Five clips per episode, cut on clean sentence breaks

The clip command reads the episode's transcript and asks Claude for five moments: three short ones, one medium, and one long (about 12, 12, 12, 25, and 45 seconds). Claude chooses from the numbered transcript lines, not from raw timestamps, so a clip can only start and end where a line does. It can never land in the middle of a word. For each clip it also writes a hook and says why it picked it:

{
  "hook": "A two-day edit down to one hour",
  "reason": "A punchy before/after teaser that lands the core payoff in one quick beat.",
  "startCue": 7,
  "endCue": 9,
  "durationSec": 12.33
}

Each clip is cut from the episode audio and rendered as a vertical video in the show's colors: the episode question at the top, the AI Honestly mark, a waveform that moves with the audio, and captions timed from the transcript.

Three vertical social clips from episode 4, Can I edit video with AI?, each with the question at the top, the AI Honestly logo in the middle, and a different captioned line at the bottom
THREE OF EPISODE 4'S FIVE CLIPS. SAME CARD, DIFFERENT MOMENTS, CAPTIONS FROM THE TRANSCRIPT

Show notes written from the transcript

The publish step sends the timestamped transcript to Claude, which writes the summary, the "In this episode" highlights, and chapter timestamps that line up with the audio. It also lists the tools the episode talks about. I don't write any of it.
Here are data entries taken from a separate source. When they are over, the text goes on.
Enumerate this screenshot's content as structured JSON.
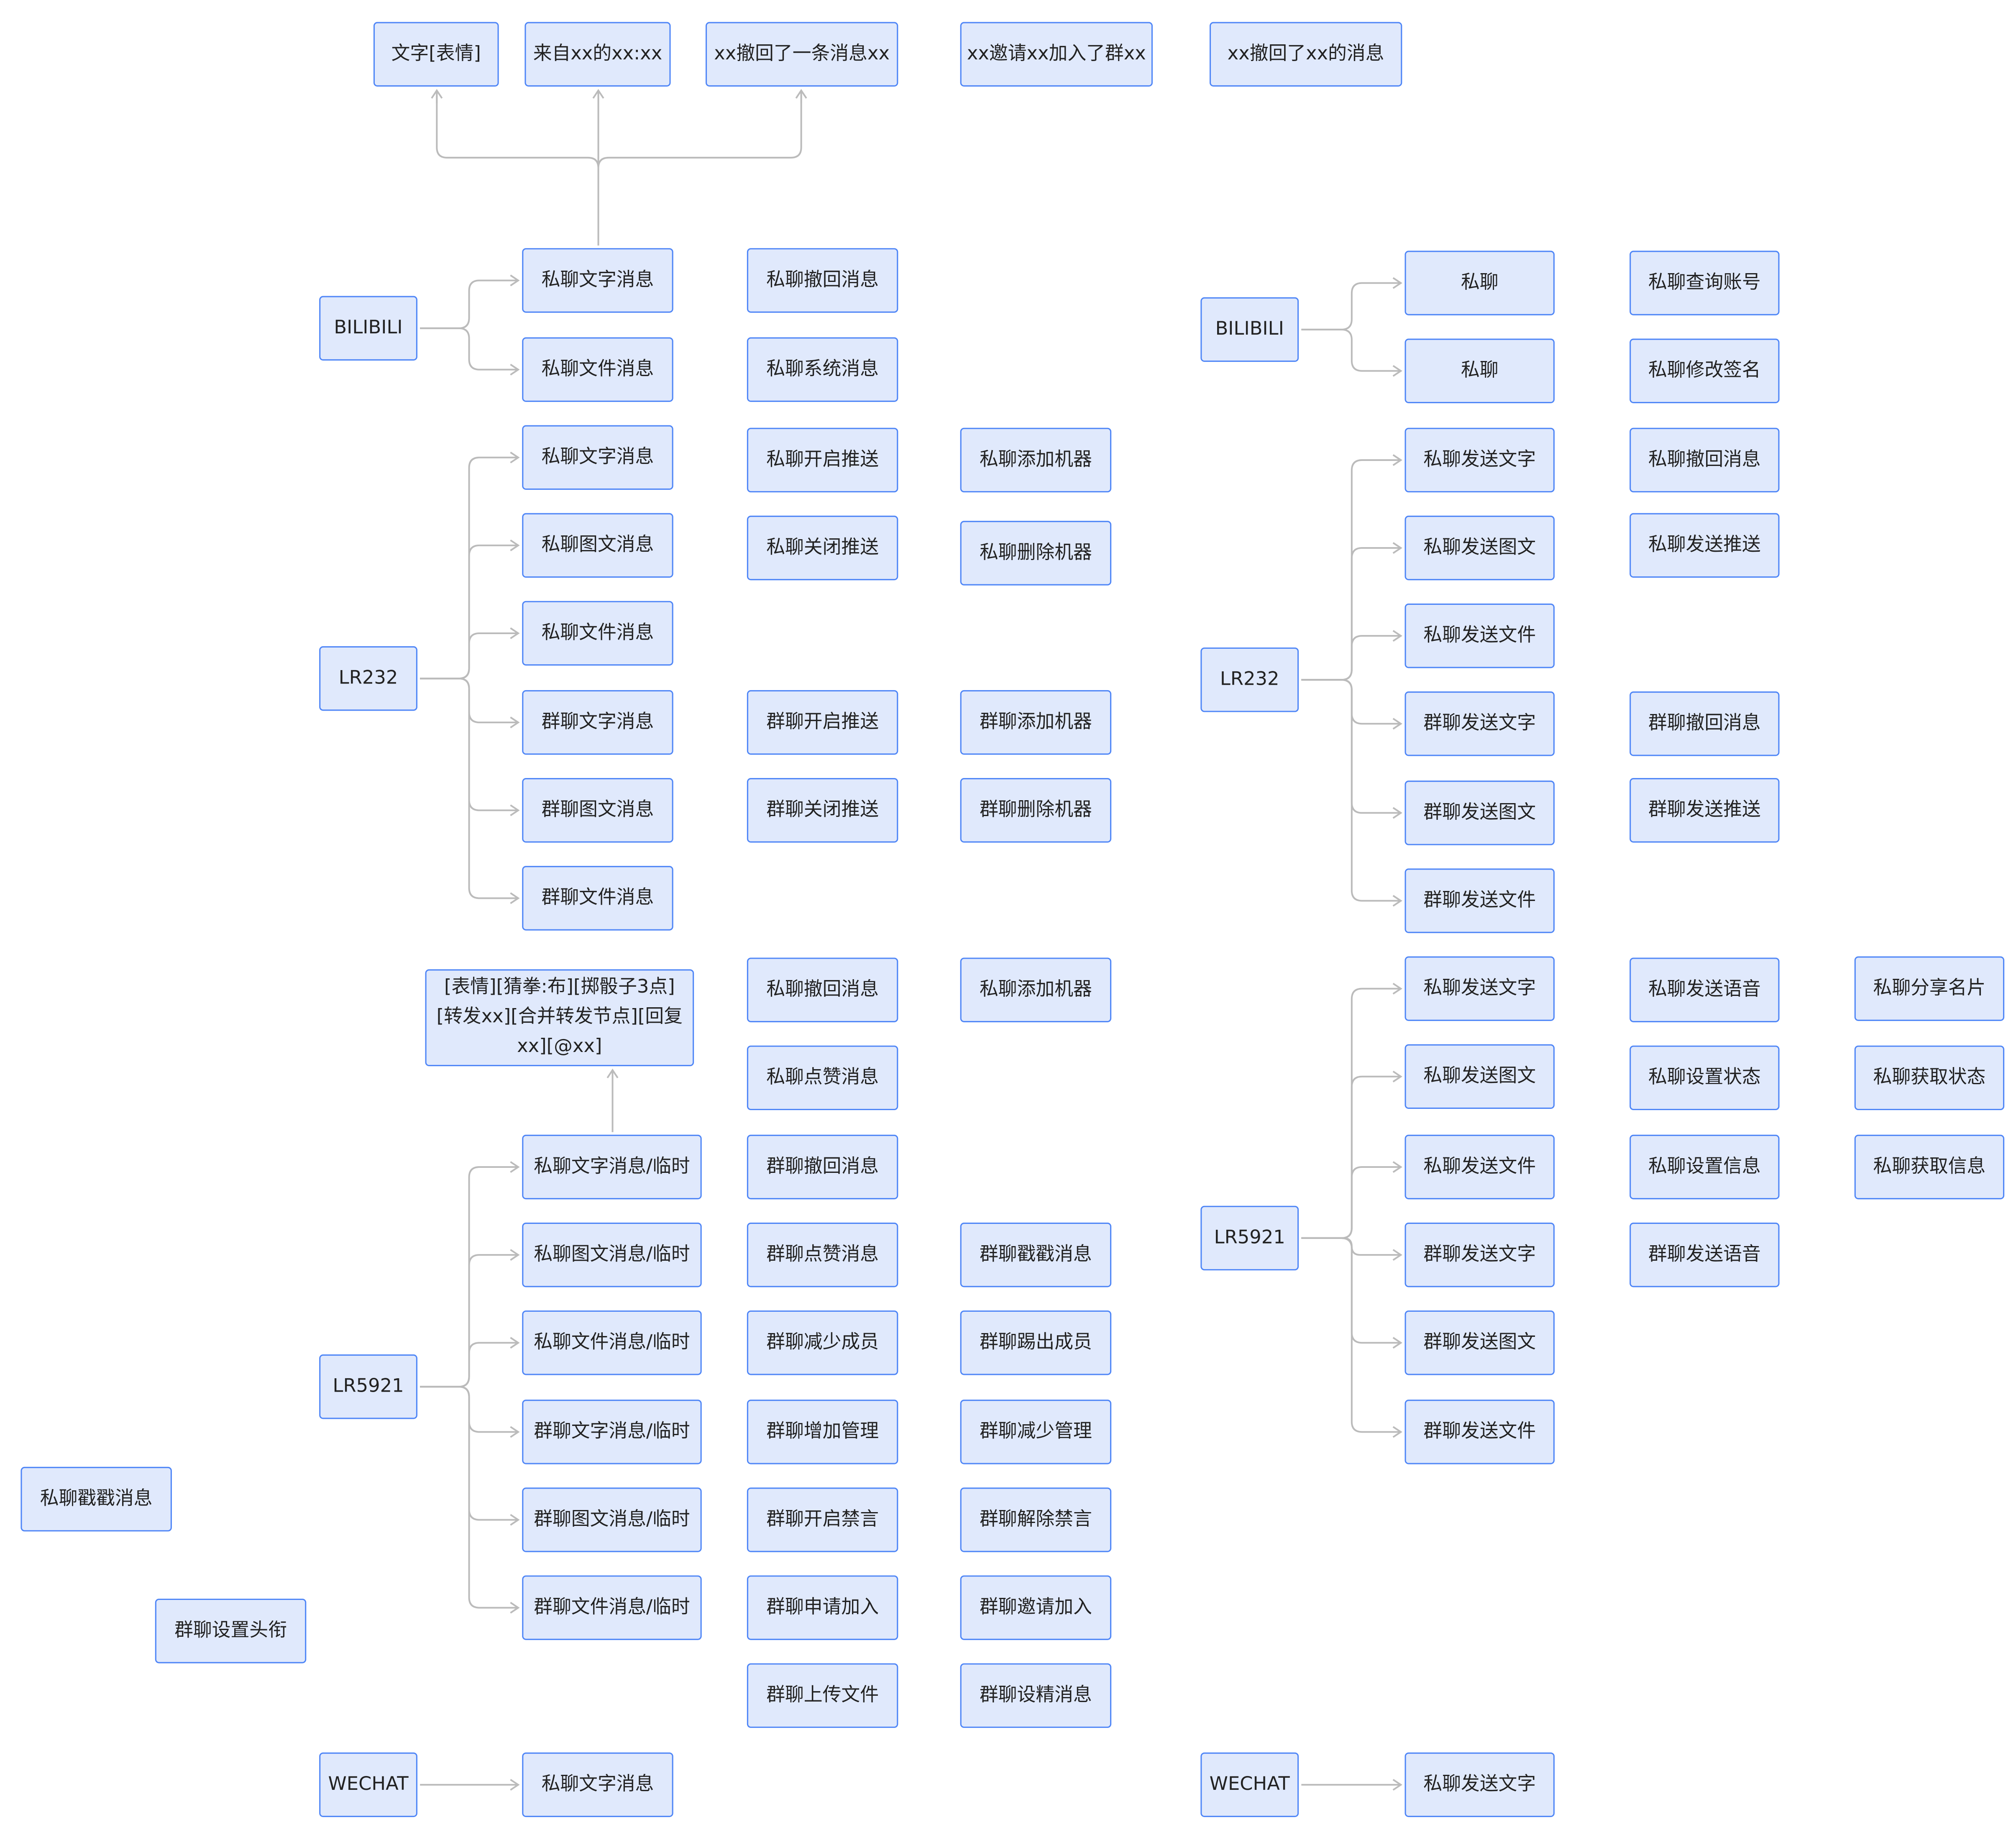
{
  "colors": {
    "node_fill": "#e0e9fc",
    "node_border": "#4f86f7",
    "edge": "#bbbbbb",
    "text": "#222222"
  },
  "nodes": [
    "文字[表情]",
    "来自xx的xx:xx",
    "xx撤回了一条消息xx",
    "xx邀请xx加入了群xx",
    "xx撤回了xx的消息",
    "BILIBILI",
    "私聊文字消息",
    "私聊文件消息",
    "私聊撤回消息",
    "私聊系统消息",
    "LR232",
    "私聊文字消息",
    "私聊图文消息",
    "私聊文件消息",
    "群聊文字消息",
    "群聊图文消息",
    "群聊文件消息",
    "私聊开启推送",
    "私聊关闭推送",
    "群聊开启推送",
    "群聊关闭推送",
    "私聊添加机器",
    "私聊删除机器",
    "群聊添加机器",
    "群聊删除机器",
    "[表情][猜拳:布][掷骰子3点][转发xx][合并转发节点][回复xx][@xx]",
    "LR5921",
    "私聊文字消息/临时",
    "私聊图文消息/临时",
    "私聊文件消息/临时",
    "群聊文字消息/临时",
    "群聊图文消息/临时",
    "群聊文件消息/临时",
    "私聊撤回消息",
    "私聊点赞消息",
    "群聊撤回消息",
    "群聊点赞消息",
    "群聊减少成员",
    "群聊增加管理",
    "群聊开启禁言",
    "群聊申请加入",
    "群聊上传文件",
    "私聊添加机器",
    "群聊戳戳消息",
    "群聊踢出成员",
    "群聊减少管理",
    "群聊解除禁言",
    "群聊邀请加入",
    "群聊设精消息",
    "私聊戳戳消息",
    "群聊设置头衔",
    "WECHAT",
    "私聊文字消息",
    "BILIBILI",
    "私聊",
    "私聊",
    "私聊查询账号",
    "私聊修改签名",
    "LR232",
    "私聊发送文字",
    "私聊发送图文",
    "私聊发送文件",
    "群聊发送文字",
    "群聊发送图文",
    "群聊发送文件",
    "私聊撤回消息",
    "私聊发送推送",
    "群聊撤回消息",
    "群聊发送推送",
    "LR5921",
    "私聊发送文字",
    "私聊发送图文",
    "私聊发送文件",
    "群聊发送文字",
    "群聊发送图文",
    "群聊发送文件",
    "私聊发送语音",
    "私聊设置状态",
    "私聊设置信息",
    "群聊发送语音",
    "私聊分享名片",
    "私聊获取状态",
    "私聊获取信息",
    "WECHAT",
    "私聊发送文字"
  ]
}
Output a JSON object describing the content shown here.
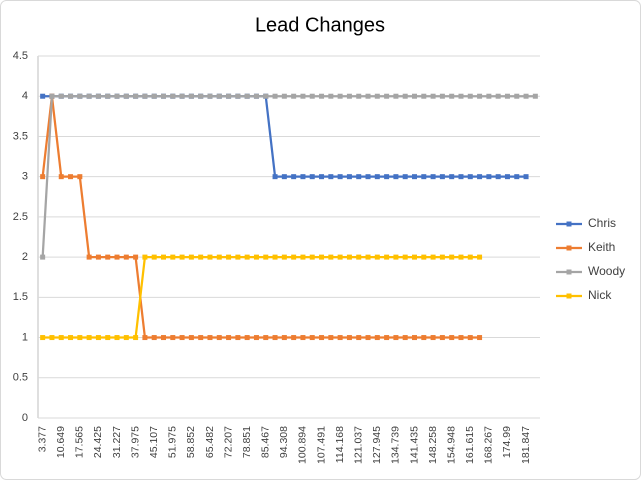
{
  "chart_data": {
    "type": "line",
    "title": "Lead Changes",
    "categories": [
      "3.377",
      null,
      "10.649",
      null,
      "17.565",
      null,
      "24.425",
      null,
      "31.227",
      null,
      "37.975",
      null,
      "45.107",
      null,
      "51.975",
      null,
      "58.852",
      null,
      "65.482",
      null,
      "72.207",
      null,
      "78.851",
      null,
      "85.467",
      null,
      "94.308",
      null,
      "100.894",
      null,
      "107.491",
      null,
      "114.168",
      null,
      "121.037",
      null,
      "127.945",
      null,
      "134.739",
      null,
      "141.435",
      null,
      "148.258",
      null,
      "154.948",
      null,
      "161.615",
      null,
      "168.267",
      null,
      "174.99",
      null,
      "181.847",
      null
    ],
    "series": [
      {
        "name": "Chris",
        "color": "#4472c4",
        "values": [
          4,
          4,
          4,
          4,
          4,
          4,
          4,
          4,
          4,
          4,
          4,
          4,
          4,
          4,
          4,
          4,
          4,
          4,
          4,
          4,
          4,
          4,
          4,
          4,
          4,
          3,
          3,
          3,
          3,
          3,
          3,
          3,
          3,
          3,
          3,
          3,
          3,
          3,
          3,
          3,
          3,
          3,
          3,
          3,
          3,
          3,
          3,
          3,
          3,
          3,
          3,
          3,
          3,
          null
        ]
      },
      {
        "name": "Keith",
        "color": "#ed7d31",
        "values": [
          3,
          4,
          3,
          3,
          3,
          2,
          2,
          2,
          2,
          2,
          2,
          1,
          1,
          1,
          1,
          1,
          1,
          1,
          1,
          1,
          1,
          1,
          1,
          1,
          1,
          1,
          1,
          1,
          1,
          1,
          1,
          1,
          1,
          1,
          1,
          1,
          1,
          1,
          1,
          1,
          1,
          1,
          1,
          1,
          1,
          1,
          1,
          1,
          null,
          null,
          null,
          null,
          null,
          null
        ]
      },
      {
        "name": "Woody",
        "color": "#a5a5a5",
        "values": [
          2,
          4,
          4,
          4,
          4,
          4,
          4,
          4,
          4,
          4,
          4,
          4,
          4,
          4,
          4,
          4,
          4,
          4,
          4,
          4,
          4,
          4,
          4,
          4,
          4,
          4,
          4,
          4,
          4,
          4,
          4,
          4,
          4,
          4,
          4,
          4,
          4,
          4,
          4,
          4,
          4,
          4,
          4,
          4,
          4,
          4,
          4,
          4,
          4,
          4,
          4,
          4,
          4,
          4
        ]
      },
      {
        "name": "Nick",
        "color": "#ffc000",
        "values": [
          1,
          1,
          1,
          1,
          1,
          1,
          1,
          1,
          1,
          1,
          1,
          2,
          2,
          2,
          2,
          2,
          2,
          2,
          2,
          2,
          2,
          2,
          2,
          2,
          2,
          2,
          2,
          2,
          2,
          2,
          2,
          2,
          2,
          2,
          2,
          2,
          2,
          2,
          2,
          2,
          2,
          2,
          2,
          2,
          2,
          2,
          2,
          2,
          null,
          null,
          null,
          null,
          null,
          null
        ]
      }
    ],
    "ylim": [
      0,
      4.5
    ],
    "yticks": [
      0,
      0.5,
      1,
      1.5,
      2,
      2.5,
      3,
      3.5,
      4,
      4.5
    ],
    "grid": true,
    "legend": "right"
  }
}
The episode 4 page: an In this episode list of highlights, timestamps from 0:00 to 7:18, and the tools mentioned
EPISODE 4'S HIGHLIGHTS AND TIMESTAMPS, GENERATED FROM THE VTT

A site and feed that can't publish broken

The website is a static Astro site on Cloudflare, and the episode audio lives in Cloudflare R2. The publish command builds the site, validates the RSS feed against the spec, checks the built site, and only then deploys. If the feed is wrong, nothing goes out. That matters because a broken feed breaks every subscriber's app at once. The pipeline also treats each episode's audio URL as permanent once it's published, so podcast apps never lose a file.

My own download numbers

Every download request is logged raw to a small Cloudflare database. The download counts are calculated from that log following the podcast industry's measurement standard, so repeat downloads, bots, and tiny partial requests don't inflate the numbers. I own the data instead of relying on a hosting platform's dashboard.

Outcome

Four episodes are live, each in under thirty minutes from voice memo to feed. The questions so far: replacing an email program with AI, making an AI podcast (the show explaining itself), building an AI speed-to-lead system, and editing video with AI. Each episode ships with five clips ready to post. The only parts I still do by hand are the thinking and the listening, and those are the parts that should be mine.